Available Code resources in a cell= 16 SF 16 Codes Code Used for Common channels = 1 SF 16 Code Code Reserved for HSDPA= 0 Codes Available for R99 Traffic= 16-1-0=15 SF16 Codes

1SF 16 code= 8 SF 128 codes A voice call in a WCDMA system uses a SF128 code in the Downlink. So, in the scenario 1 above, 120 codes are available. Practically this can support 120 voice users in AMR full rate (12.2 Kbps). Can we really support 120 calls in a single sector? It really depends upon the user distribution in the sector. If there is power available, we can support 120 voice users in a single sector. Scenario 2: 16 OVSF codes are shared between HSDPA and R99 services

Code is a valuable capacity resource. Often, these are shared between R99 and HSPA services.Depending upon the availability of features like dynamic code allocation, one can limit the code usage in HSDPA to 5 or 10 codes. Lets consider a common scenario where 5 codes are reserved for HSDPA. In this case we are assuming that 2 SF codes will be used for the common channels.

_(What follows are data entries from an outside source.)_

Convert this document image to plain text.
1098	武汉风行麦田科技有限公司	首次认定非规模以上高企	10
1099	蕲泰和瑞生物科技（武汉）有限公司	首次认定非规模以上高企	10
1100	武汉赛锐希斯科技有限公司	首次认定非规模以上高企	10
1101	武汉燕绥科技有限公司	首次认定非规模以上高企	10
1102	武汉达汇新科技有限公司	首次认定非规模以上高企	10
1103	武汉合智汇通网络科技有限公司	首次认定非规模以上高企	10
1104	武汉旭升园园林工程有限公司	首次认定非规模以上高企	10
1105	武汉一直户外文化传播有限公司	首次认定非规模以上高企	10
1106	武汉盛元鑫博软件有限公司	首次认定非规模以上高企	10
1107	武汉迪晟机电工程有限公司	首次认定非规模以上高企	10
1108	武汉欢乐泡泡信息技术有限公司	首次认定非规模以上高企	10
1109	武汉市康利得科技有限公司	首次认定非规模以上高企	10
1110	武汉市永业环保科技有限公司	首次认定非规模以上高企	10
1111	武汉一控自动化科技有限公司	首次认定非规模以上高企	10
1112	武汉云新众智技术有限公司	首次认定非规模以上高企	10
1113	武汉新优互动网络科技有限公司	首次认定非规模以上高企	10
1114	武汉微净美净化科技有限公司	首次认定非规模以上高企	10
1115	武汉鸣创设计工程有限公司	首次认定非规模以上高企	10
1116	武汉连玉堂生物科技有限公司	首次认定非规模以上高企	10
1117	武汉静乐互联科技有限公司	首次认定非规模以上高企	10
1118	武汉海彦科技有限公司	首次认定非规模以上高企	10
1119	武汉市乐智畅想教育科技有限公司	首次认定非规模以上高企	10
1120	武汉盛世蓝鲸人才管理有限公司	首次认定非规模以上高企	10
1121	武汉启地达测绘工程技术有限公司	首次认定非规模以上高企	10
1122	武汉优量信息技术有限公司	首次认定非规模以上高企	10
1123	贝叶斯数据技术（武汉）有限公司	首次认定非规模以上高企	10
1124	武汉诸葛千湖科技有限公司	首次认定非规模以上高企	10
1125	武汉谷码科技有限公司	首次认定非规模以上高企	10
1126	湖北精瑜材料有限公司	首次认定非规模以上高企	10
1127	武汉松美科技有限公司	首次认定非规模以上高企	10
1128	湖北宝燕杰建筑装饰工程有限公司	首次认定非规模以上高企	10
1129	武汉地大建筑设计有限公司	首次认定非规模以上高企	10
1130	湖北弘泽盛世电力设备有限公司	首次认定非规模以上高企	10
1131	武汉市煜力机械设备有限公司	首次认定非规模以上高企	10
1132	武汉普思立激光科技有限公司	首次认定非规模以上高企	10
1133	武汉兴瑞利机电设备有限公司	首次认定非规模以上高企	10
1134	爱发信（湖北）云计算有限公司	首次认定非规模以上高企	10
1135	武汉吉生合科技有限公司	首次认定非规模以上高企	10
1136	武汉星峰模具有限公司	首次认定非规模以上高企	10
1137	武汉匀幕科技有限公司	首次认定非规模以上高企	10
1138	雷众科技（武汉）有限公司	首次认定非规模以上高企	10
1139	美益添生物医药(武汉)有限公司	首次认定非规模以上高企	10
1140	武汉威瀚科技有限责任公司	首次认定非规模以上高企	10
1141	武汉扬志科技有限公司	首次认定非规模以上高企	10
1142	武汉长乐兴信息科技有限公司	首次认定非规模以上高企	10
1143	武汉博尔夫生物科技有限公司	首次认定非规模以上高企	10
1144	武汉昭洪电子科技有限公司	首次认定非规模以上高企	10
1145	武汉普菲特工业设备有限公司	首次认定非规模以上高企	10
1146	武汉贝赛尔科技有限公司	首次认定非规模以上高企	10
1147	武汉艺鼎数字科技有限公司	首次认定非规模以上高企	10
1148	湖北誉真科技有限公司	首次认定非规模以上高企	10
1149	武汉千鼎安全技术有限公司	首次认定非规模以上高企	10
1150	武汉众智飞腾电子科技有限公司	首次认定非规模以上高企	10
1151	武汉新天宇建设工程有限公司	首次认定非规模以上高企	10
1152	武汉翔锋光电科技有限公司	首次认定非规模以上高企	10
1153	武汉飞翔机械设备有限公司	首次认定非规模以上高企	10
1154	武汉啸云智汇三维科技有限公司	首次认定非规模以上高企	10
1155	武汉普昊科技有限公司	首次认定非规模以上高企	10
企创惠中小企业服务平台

Available Code resources in a cell= 16 SF 16 Code Code Used for Common channels = 2 SF 16 Code Code Reserved for HSDPA= 5 SF 16 Codes Codes Available for R99 Traffic= 16-2-5=9 SF16 Codes

Thus we have 72 codes available for voice services in this case. Again, depending upon the user distribution and power availability we can have a maximum of 72 voice users in AMR full rate (12.2kbps) deployment. Also we have to keep in mind that the total number of available OVSF codes is a function of the soft handover performance. During soft handover, a single call consumes multiple OVSF codes, one from each cell in the active set. This reduces the total number of available OVSF codes in each cell. The available OVSF codes in each cell decreases as the percentage of calls in soft handover increases.